With organ donation, the death of one person can lead to the survival of many others. But when a donor dies, how do doctors save their organs for transplantation?
"In order to be an organ donor, you have to be in a hospital, on a ventilator, and have some type of neurologically devastating injury," said Heather Mekesa, the Chief Operations Officer of Lifebanc, Northeast Ohio's organ procurement organization.
There are two ways that this can happen: brain death and cardiac death. Cardiac death occurs when the patient has such severe brain damage that they would never make a full recovery. This damage can be to different parts of the brain. They may have a small amount of brain functionality, but the physician determines that they will never be able to recover. The donor is only kept alive by a ventilator, which their family may choose to remove them from. This person would be considered legally dead when their heart stops beating.
Most donated organs come from cases of brain death, in which the donor has no brain function, according to a 2020 study in the journal BMJ Open. This patient has irreversible loss of function of all regions of the brain, including the brain stem. A doctor diagnoses a person as "brain dead" when that patient is in a coma, has no brain stem reflexes, and fails an apnea test that serves to show if all brain stem function has been lost. A person who is brain dead is legally dead, even if they are still breathing with a ventilator. The physician, not the organ transplant team, makes that call.

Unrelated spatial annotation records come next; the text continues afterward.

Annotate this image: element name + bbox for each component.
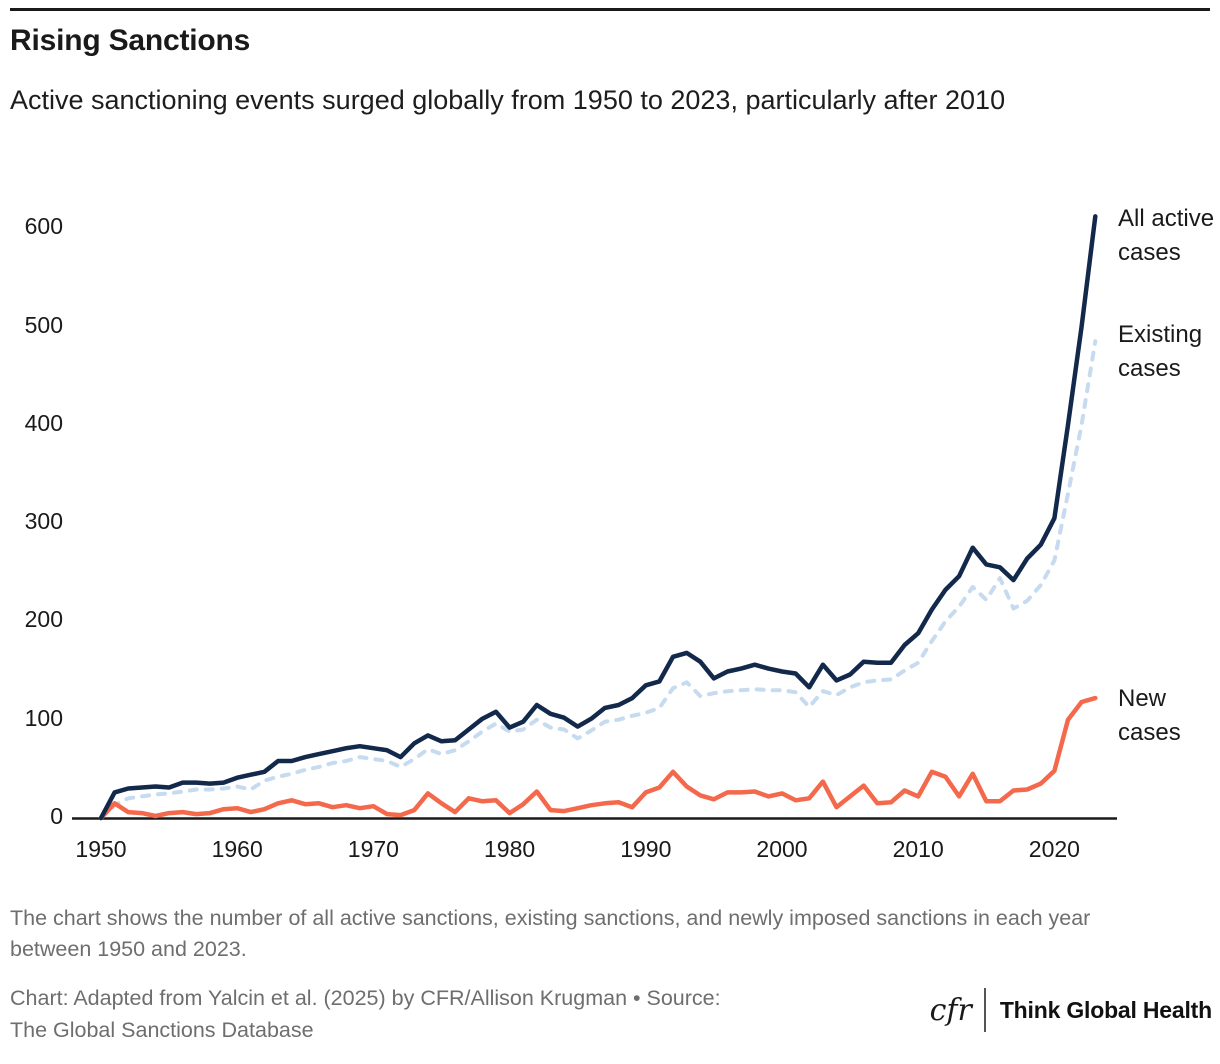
logo-divider xyxy=(983,988,986,1032)
x-axis-tick-label: 1970 xyxy=(347,836,399,862)
x-axis-tick-label: 1990 xyxy=(620,836,672,862)
chart-credit: Chart: Adapted from Yalcin et al. (2025)… xyxy=(10,982,890,1047)
y-axis-tick-label: 500 xyxy=(24,311,63,338)
top-rule xyxy=(10,8,1210,11)
brand-name: Think Global Health xyxy=(999,996,1212,1023)
x-axis-tick-label: 2010 xyxy=(892,836,944,862)
y-axis-tick-label: 300 xyxy=(24,508,63,535)
y-axis-tick-label: 600 xyxy=(24,213,63,240)
y-axis-tick-label: 100 xyxy=(24,704,63,731)
footer-description: The chart shows the number of all active… xyxy=(10,906,1091,962)
y-axis-tick-label: 0 xyxy=(50,803,63,829)
series-label-new-cases: New cases xyxy=(1118,685,1181,747)
series-line-all-active-cases xyxy=(98,214,1098,821)
cfr-logo: cfr xyxy=(929,992,972,1028)
chart-subtitle: Active sanctioning events surged globall… xyxy=(10,85,1006,115)
series-label-existing-cases: Existing cases xyxy=(1118,321,1203,383)
x-axis-tick-label: 1950 xyxy=(75,836,127,862)
x-axis-tick-label: 2000 xyxy=(756,836,808,862)
credit-line-1: Chart: Adapted from Yalcin et al. (2025)… xyxy=(10,986,721,1010)
credit-line-2: The Global Sanctions Database xyxy=(10,1018,314,1043)
series-line-existing-cases xyxy=(99,339,1098,820)
x-axis-tick-label: 2020 xyxy=(1028,836,1080,862)
y-axis-tick-label: 200 xyxy=(24,606,63,633)
page-title: Rising Sanctions xyxy=(10,24,251,57)
x-axis-tick-label: 1980 xyxy=(484,836,536,862)
y-axis-tick-label: 400 xyxy=(24,409,63,436)
series-line-new-cases xyxy=(98,695,1098,821)
series-label-all-active-cases: All active cases xyxy=(1118,205,1215,267)
cfr-thinkglobalhealth-logo: cfr Think Global Health xyxy=(930,988,1212,1032)
x-axis-tick-label: 1960 xyxy=(211,836,263,862)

While the donor's body is kept alive through life support, the organ procurement team tests whether their organs are safe for transplantation. If the donor has cancer or an infection such as COVID-19, their organs may not be usable, but not all diseases prevent organs from being used. For example, an HIV-positive donor can donate to an HIV-positive recipient. "They are transplanting organs on a regular basis that are hepatitis A-, B-, C- positive," Mekesa added.

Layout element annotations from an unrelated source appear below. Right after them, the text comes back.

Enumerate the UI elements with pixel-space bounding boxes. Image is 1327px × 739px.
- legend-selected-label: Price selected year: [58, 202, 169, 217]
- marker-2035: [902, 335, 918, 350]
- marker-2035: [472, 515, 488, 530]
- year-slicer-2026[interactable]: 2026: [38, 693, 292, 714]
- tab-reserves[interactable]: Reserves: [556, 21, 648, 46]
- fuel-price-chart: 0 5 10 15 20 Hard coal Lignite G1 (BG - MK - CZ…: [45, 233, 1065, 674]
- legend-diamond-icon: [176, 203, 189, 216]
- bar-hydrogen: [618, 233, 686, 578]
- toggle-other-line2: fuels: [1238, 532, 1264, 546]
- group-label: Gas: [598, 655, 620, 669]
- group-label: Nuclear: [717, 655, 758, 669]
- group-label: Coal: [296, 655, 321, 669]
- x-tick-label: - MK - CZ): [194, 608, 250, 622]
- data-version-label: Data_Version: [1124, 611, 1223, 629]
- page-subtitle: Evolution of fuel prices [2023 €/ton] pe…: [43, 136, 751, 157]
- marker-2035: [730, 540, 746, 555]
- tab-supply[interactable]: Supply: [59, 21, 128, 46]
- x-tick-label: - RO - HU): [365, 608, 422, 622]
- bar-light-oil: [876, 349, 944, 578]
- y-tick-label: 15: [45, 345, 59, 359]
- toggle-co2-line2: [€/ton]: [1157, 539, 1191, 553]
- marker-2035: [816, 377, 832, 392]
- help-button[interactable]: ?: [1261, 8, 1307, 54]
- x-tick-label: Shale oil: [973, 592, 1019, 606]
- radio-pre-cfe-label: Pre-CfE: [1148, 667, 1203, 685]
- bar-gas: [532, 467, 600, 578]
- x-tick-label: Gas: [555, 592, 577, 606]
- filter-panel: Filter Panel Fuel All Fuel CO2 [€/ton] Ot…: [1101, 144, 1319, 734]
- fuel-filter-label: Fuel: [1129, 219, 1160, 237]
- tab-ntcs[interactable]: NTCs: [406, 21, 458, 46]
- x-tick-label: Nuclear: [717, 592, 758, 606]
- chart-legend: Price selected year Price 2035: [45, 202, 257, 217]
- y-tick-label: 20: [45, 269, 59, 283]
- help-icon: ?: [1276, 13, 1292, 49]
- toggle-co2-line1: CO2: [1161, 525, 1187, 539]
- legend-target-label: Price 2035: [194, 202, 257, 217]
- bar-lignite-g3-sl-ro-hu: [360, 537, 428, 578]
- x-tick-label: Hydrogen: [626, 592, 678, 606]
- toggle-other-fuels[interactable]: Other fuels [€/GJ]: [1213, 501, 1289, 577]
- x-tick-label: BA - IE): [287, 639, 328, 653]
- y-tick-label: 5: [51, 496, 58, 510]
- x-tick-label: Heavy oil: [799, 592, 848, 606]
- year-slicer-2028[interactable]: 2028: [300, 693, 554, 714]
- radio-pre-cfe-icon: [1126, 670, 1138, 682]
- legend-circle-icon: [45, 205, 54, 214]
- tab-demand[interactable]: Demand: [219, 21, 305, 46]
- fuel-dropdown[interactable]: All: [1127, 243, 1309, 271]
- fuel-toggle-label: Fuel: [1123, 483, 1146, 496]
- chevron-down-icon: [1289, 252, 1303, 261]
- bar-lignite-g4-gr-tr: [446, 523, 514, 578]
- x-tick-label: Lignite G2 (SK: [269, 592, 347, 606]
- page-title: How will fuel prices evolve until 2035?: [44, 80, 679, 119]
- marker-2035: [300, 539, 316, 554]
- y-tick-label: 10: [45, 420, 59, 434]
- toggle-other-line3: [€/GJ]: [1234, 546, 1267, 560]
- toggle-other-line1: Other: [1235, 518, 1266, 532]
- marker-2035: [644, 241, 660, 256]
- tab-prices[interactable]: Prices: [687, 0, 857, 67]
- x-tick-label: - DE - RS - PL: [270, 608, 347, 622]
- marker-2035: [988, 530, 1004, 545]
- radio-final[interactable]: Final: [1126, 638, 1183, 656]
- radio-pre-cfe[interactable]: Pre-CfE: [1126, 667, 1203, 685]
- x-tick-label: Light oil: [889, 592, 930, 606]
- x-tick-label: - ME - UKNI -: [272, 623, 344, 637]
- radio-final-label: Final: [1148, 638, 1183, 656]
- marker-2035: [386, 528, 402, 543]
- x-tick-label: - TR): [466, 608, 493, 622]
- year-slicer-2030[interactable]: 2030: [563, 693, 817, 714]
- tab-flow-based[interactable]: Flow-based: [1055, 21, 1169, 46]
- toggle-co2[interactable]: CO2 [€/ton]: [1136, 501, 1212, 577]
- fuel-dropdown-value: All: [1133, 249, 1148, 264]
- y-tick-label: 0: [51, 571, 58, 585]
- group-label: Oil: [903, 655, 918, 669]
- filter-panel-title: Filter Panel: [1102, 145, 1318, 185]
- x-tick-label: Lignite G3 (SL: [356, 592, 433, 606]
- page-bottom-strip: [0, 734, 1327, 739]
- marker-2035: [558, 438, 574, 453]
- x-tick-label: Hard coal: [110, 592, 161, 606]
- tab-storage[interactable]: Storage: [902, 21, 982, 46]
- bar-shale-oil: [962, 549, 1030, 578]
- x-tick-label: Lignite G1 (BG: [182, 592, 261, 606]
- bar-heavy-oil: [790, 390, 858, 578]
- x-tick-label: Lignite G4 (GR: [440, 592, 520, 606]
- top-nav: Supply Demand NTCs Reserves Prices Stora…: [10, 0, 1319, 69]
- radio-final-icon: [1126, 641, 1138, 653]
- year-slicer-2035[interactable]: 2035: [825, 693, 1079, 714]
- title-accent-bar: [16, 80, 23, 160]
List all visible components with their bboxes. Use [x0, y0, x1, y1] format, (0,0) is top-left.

Routine blood tests can reveal whether organs such as the liver and kidneys are healthy. The organ procurement team sometimes inspects the donor's heart for damage or blockage by sticking a thin tube into an artery or vein and threading it through their blood vessels to the heart. The team can also use a chest X-ray to evaluate the lungs for size, infection, or signs of disease. They may do further testing by sticking a thin tube into the lungs to further evaluate infection and determine if antibiotics are needed. Brains are never transplanted, but all other organs can be donated in the case of brain death in the case of cardiac death, the heart is likely too damaged to donate, according to the 2020 study.
After testing the organs, the organ procurement team finds and confirms recipient matches from the national transplant waiting list. The recipient's surgeons set up a time to meet and fly to the donor. Depending on how many organs are being donated, "you might be organizing surgeons from three to four states," Mekesa told Live Science.
In the case of brain death, the doctors start to recover the organs by clamping the circulatory system to stop the ventilator from pumping blood around the body. In the case of cardiac death, they remove the ventilator and wait until the heart stops beating, which can take anywhere from about a half hour to two hours, then an additional five minutes to ensure the donor's heart doesn't spontaneously restart, Mekesa said. The surgeons may decide not to recover the organs if it takes too long for the heart to stop and the other organs begin to die. For both types of organ donors, the surgeons then drain the donor's organs of blood, refill them with a cold preservation solution, and remove the organs.
The surgeons fly the organs back to the recipients and begin the transplantation. They must act quickly the heart and lungs can last 4 to 6 hours outside the body, the pancreas 12 to 24 hours, the liver up to 24 hours and the kidneys 48 to 72 hours, according to the Health Resources and Services Administration (HRSA). Meanwhile, the donor's body, with organs removed, is prepared for a funeral or other memorial service.